Physical activity can help people back to work following long term absence as it rebuilds confidence and skills such as teamwork, leadership, discipline and the ability to handle pressure.
The impact for young people and their future prospects can be especially profound and transformational. In Parliament recently, I heard about the fantastic work of organisations working with young people who are at risk of being involved in crime.
Research has found that involvement in sports reduced reoffending by 52 per cent and has cut violent crime. Through sport young people find a sense of belonging and identity, connecting to leaders who
provide positive role models away from the detrimental influence of gang culture.
These programmes are brilliant at building discipline, resilience, healthy connectedness and belief in self and others.
In prisons and young offender institutions, I’ve seen how sport is used to promote health and well-being as a means of reinforcing positive behaviour.
It can provide solutions to issues of disengagement and disempowerment and stimulate teamwork, ultimately tackling re-offending.
I have seen this work here in Derbyshire too, through churches working with partners offering five-a-side, wrestling and Zumba for example.
So, it’s not just about sport for its own sake – I’m also a fan of sport because it helps society.
The ex-England and Arsenal footballer Ian Wright has spoken movingly about how the support and positive influence of his teacher, Sydney Pigden, was crucial to his development, not just as a footballer but as a young boy growing up in a disadvantaged single parent family with no father figure.
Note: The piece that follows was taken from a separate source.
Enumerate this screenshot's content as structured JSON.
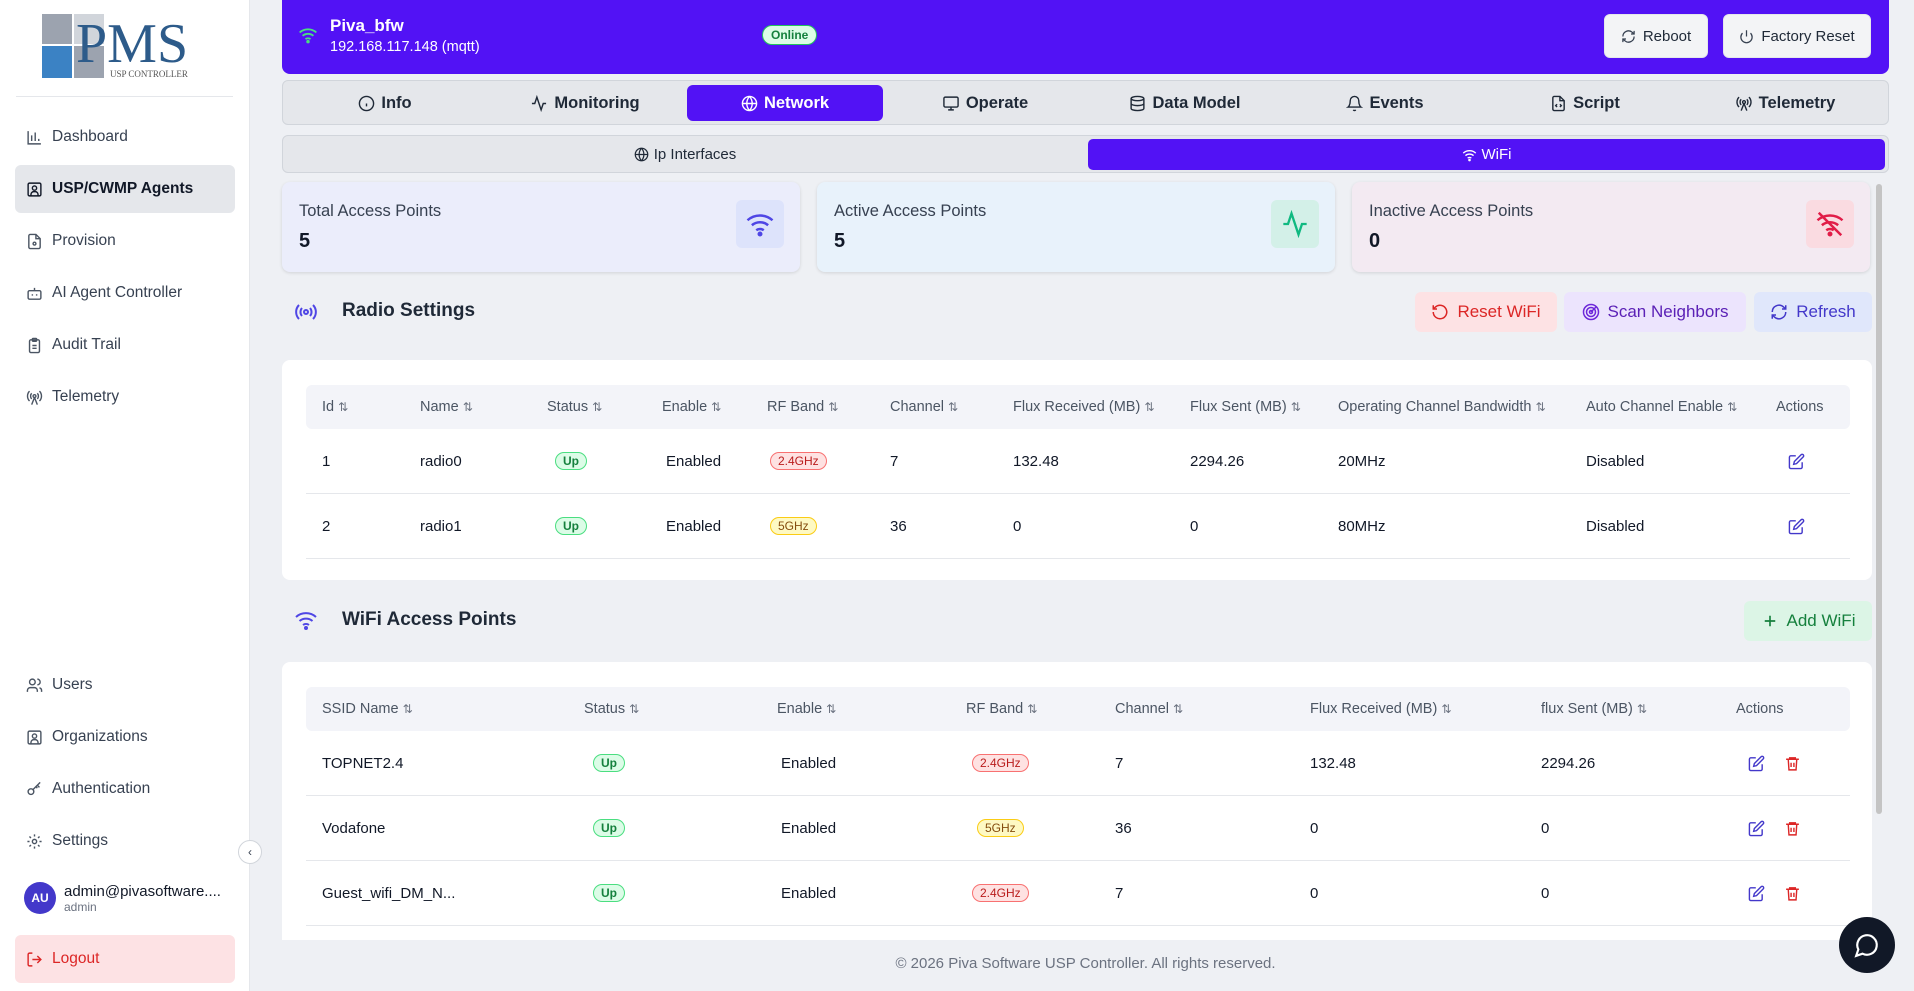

“He was the most important influence on my life,” he said. “From the age of seven he showed me a lot of love, attention and care.”
Who knows, perhaps your passion for sport could help a young person being drawn into criminalisation or simply somebody you know who needs support and encouragement for their talent to blossom.
All those players in the England men’s rugby team and the England women’s football team that I’ve been watching this year needed a parent or mentor to cheer them on or pick them up when they were down.
Perhaps, like Sydney Pigden, you could be that person?